Acoustic microfluidics has a remarkable influence on mixing but still face significant challenges of low throughput. Here, a robust acoustic micromixer with a spiral microchannel and side-wall sharp-edge structures is first proposed for facilitating microscale fluid mixing at wide-range flow rates. A micromixer that integrates acoustics with hydrodynamics enables fast and homogeneous mixing, ranging from 4 μL/min to over 2500 μL/min. the mixing performance shows a transition from acoustics domination at low flow rates to hydrodynamics domination at high flow rates. The increases of transducer amplitude, curvature, and sharp-edge density are positively correlated with mixing performance, while the increase of a tilted angle shows the opposite. The acoustic micromixer is leveraged to synthesize a functional ZnO nanoarray inside glass capillaries as portable microanalytical systems.
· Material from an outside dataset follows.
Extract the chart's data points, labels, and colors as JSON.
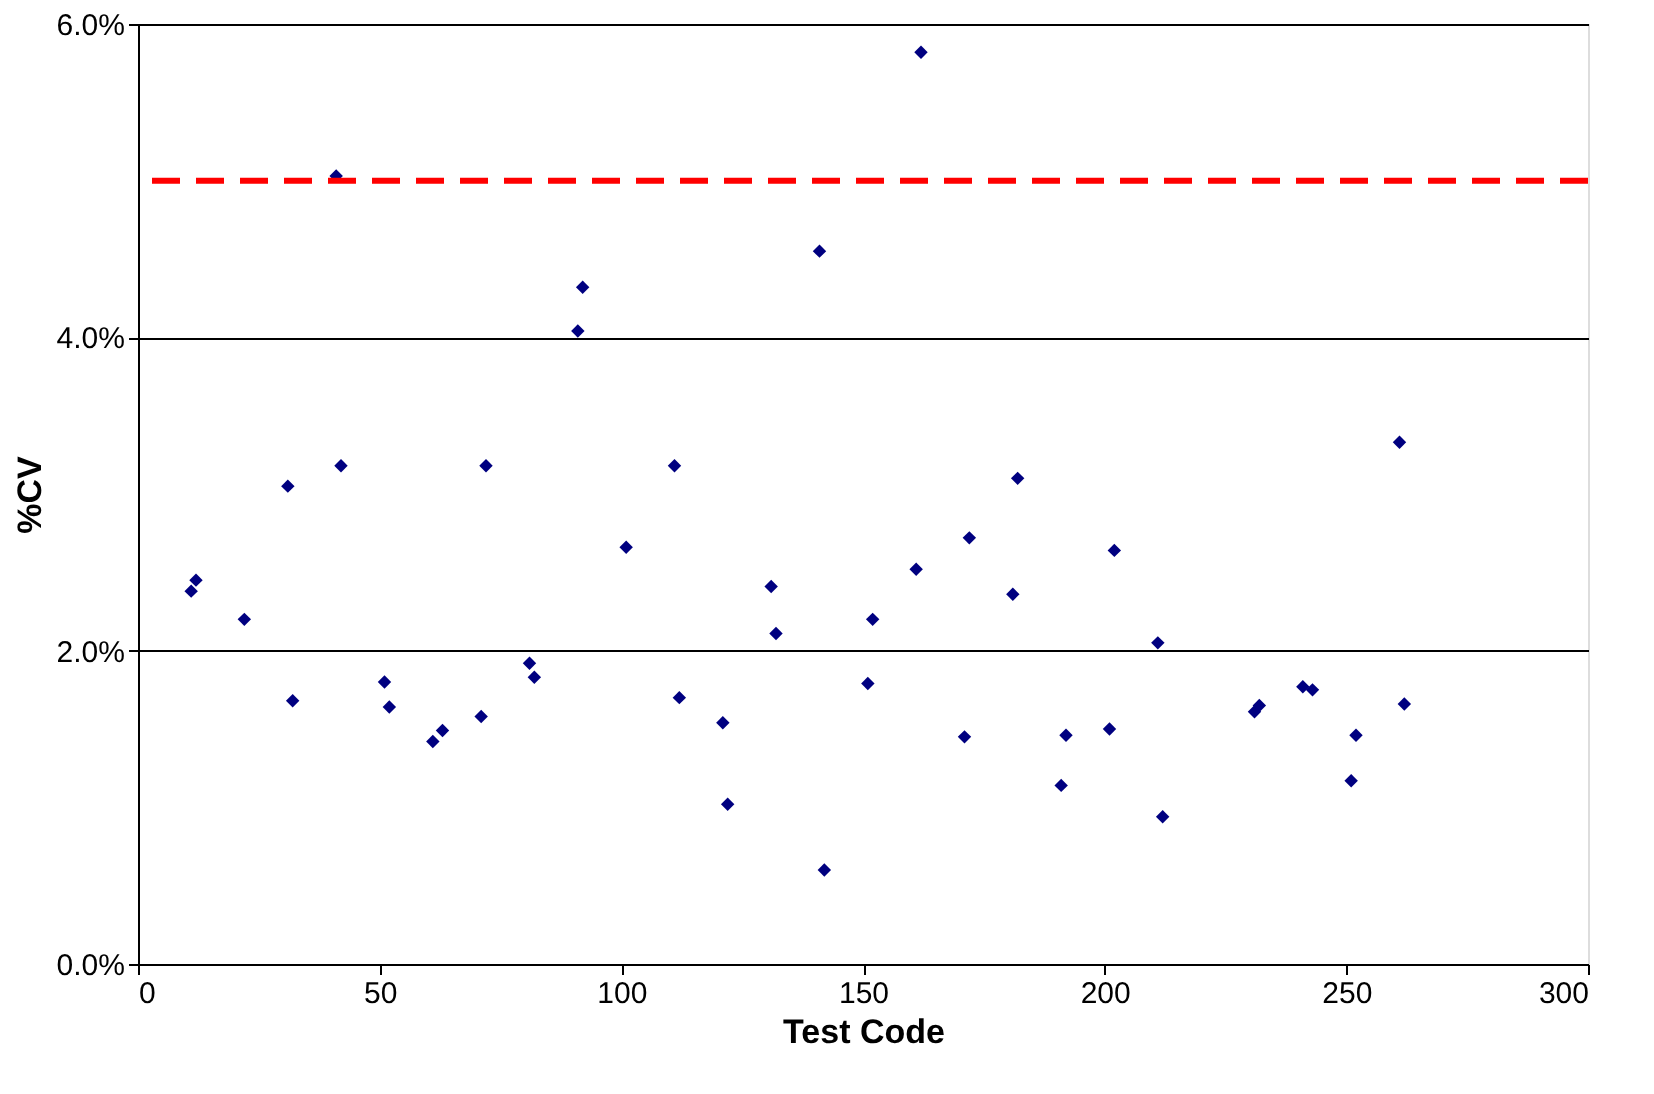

ZnO nanofiber and nanosheet arrays are developed and their performances are systematically investigated by photodegradation of organic dye and enrichment of a heavy metal ion. Generally, efficiencies in photodegradation and enrichment can be well regulated by residence time, and a ZnO nanofiber shows more outstanding activity and robust stability than a ZnO nanosheet. These findings not only shed new light on the rational design of advanced lab-on-a-chip devices but also provide important guidelines for the controllable synthesis and applications of functional nanomaterials.